Я вспомнил его голос. Хриплый, сиплый, от перманентной простуды, но уверенный и без надрыва. Привык говорить спокойно. Значит, люди его слушались. Послушались и сейчас. Засуетились, люди с редкими большими щитами протолкались в передние ряды, за ними выстраивались остальные, выставляли копья. Арбалетчики искали позиции повыше — на телегах, на обочинах дороги ограниченной не заборами, как принято в Долине Караэна, а высокими земляными насыпями.
Мужики ловко перестраивались, явно матерясь, даже сняли с телеги и вытащили вперёд тяжёлые штурмовые щиты. Всего несколько, я приказал сколотить их еще в лагере, боялся, что придется брать штурмом каждый хуторок. Я знал, что их так и норовили «потерять». Вот, пригодились. Бранкотта Однорукого, несмотря на усталость, была не самой плохой: пусть и не опытные, зато давно в походе и знают друг друга.
— Зачем они строятся? — спросил кто-то из свиты сзади.
— Ждет, что на обоз ща придут, — ответил дядька Гирен.

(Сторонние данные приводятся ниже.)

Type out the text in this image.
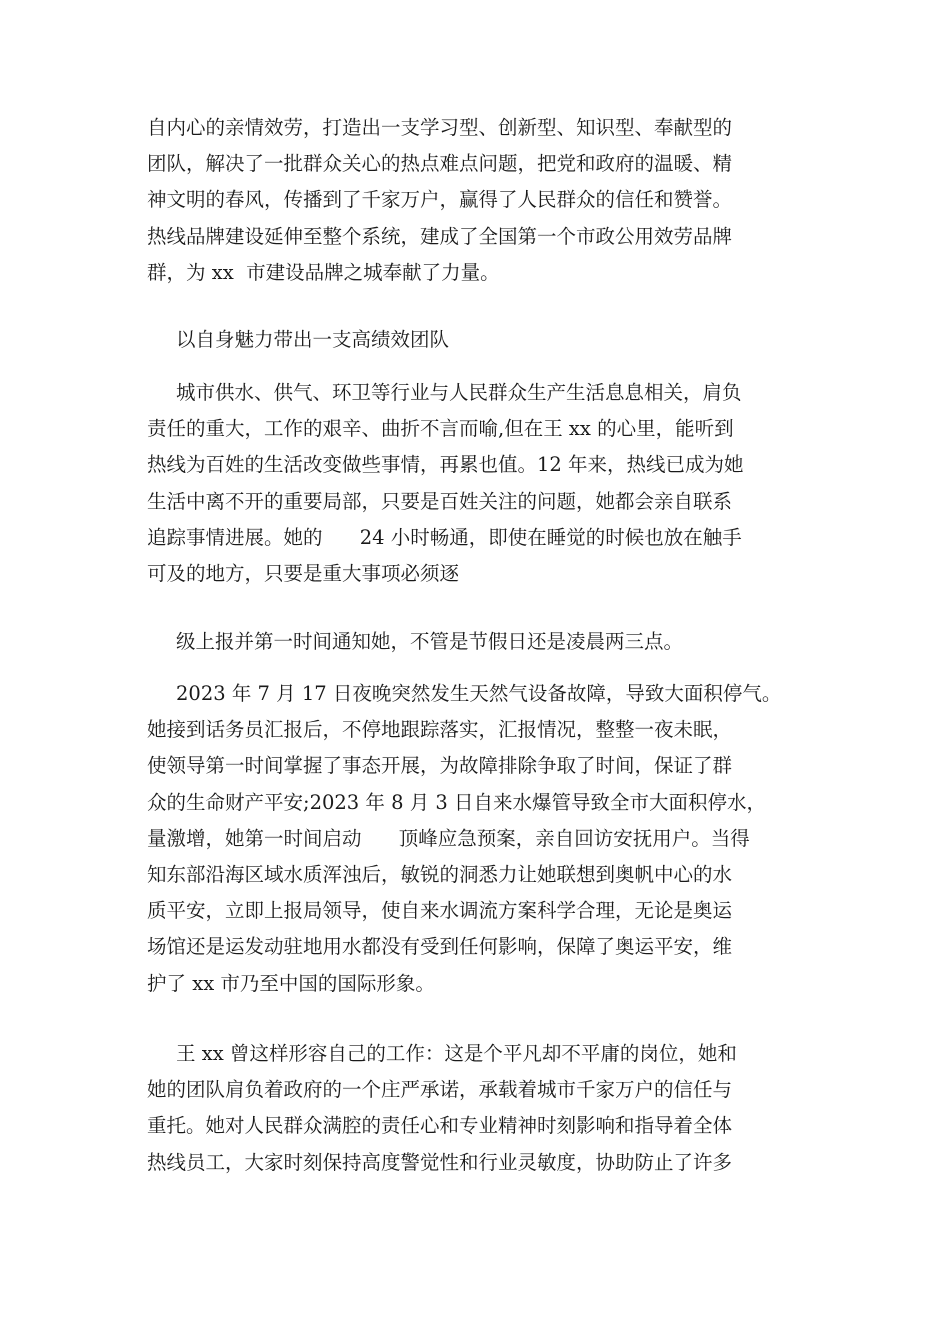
自内心的亲情效劳，打造出一支学习型、创新型、知识型、奉献型的
团队，解决了一批群众关心的热点难点问题，把党和政府的温暖、精
神文明的春风，传播到了千家万户，赢得了人民群众的信任和赞誉。
热线品牌建设延伸至整个系统，建成了全国第一个市政公用效劳品牌
群，为 xx  市建设品牌之城奉献了力量。
以自身魅力带出一支高绩效团队
城市供水、供气、环卫等行业与人民群众生产生活息息相关，肩负
责任的重大，工作的艰辛、曲折不言而喻,但在王 xx 的心里，能听到
热线为百姓的生活改变做些事情，再累也值。12 年来，热线已成为她
生活中离不开的重要局部，只要是百姓关注的问题，她都会亲自联系
追踪事情进展。她的      24 小时畅通，即使在睡觉的时候也放在触手
可及的地方，只要是重大事项必须逐
级上报并第一时间通知她，不管是节假日还是凌晨两三点。
2023 年 7 月 17 日夜晚突然发生天然气设备故障，导致大面积停气。
她接到话务员汇报后，不停地跟踪落实，汇报情况，整整一夜未眠，
使领导第一时间掌握了事态开展，为故障排除争取了时间，保证了群
众的生命财产平安;2023 年 8 月 3 日自来水爆管导致全市大面积停水，
量激增，她第一时间启动      顶峰应急预案，亲自回访安抚用户。当得
知东部沿海区域水质浑浊后，敏锐的洞悉力让她联想到奥帆中心的水
质平安，立即上报局领导，使自来水调流方案科学合理，无论是奥运
场馆还是运发动驻地用水都没有受到任何影响，保障了奥运平安，维
护了 xx 市乃至中国的国际形象。
王 xx 曾这样形容自己的工作：这是个平凡却不平庸的岗位，她和
她的团队肩负着政府的一个庄严承诺，承载着城市千家万户的信任与
重托。她对人民群众满腔的责任心和专业精神时刻影响和指导着全体
热线员工，大家时刻保持高度警觉性和行业灵敏度，协助防止了许多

— Все равно же побегут, — с явным пренебрежением ответил тот же голос. Я оглянулся, но наткнулся только на шлемы и внимательные взгляды. Я не понял, кто это говорил, но моего взгляда хватило, чтобы шепотки замолкли.
Честно говоря, говоривший был уже отчасти прав. Сначала где-то позади собирающегося строя появилась тощая лошадь без седла зато с обрывками сбрую и понеслась, сбивая людей. За ней погнались конюхи, или просто слуги, но не успели поймать до того, как она вскарабкалась на земляной вал и помчалась дальше через поля. Потом мне показалось, что кто-то из женщин — видимо возниц или прачек — закричал, и словно невидимый кнут подхлестнул весь обоз. Телеги одна за другой начали разворачиваться. Место для этого не было, но они пытались, сталкиваясь, цепляясь колёсами, ломая оглобли и оси. Быки ревели, получая удары бичей и палок. Одна телега перевернулась, рассыпав мешки и людей прямо под колеса другой. Уверен, там сейчас мыслей не слышно, от криков, визгов, матов — весь обоз превратился в какое-то месиво.
Несколько пехотинцев бросили оружие и побежали, стараясь не попасть под повозки. Другие — наоборот, растерянно замерли, оглядываясь на своего командира. Однорукий все еще рвал глотку. Он спешился, и, не стесняясь, бил бегущих. Сначала плащом, потом мечом. К счастью для пешеходов, пока плашмя. Ему активно помогали его конные слуги, орудую древками копий. Как мне показалось — молча.
— В строй, суки! В строй, я сказал! — почти слышал я его вопли.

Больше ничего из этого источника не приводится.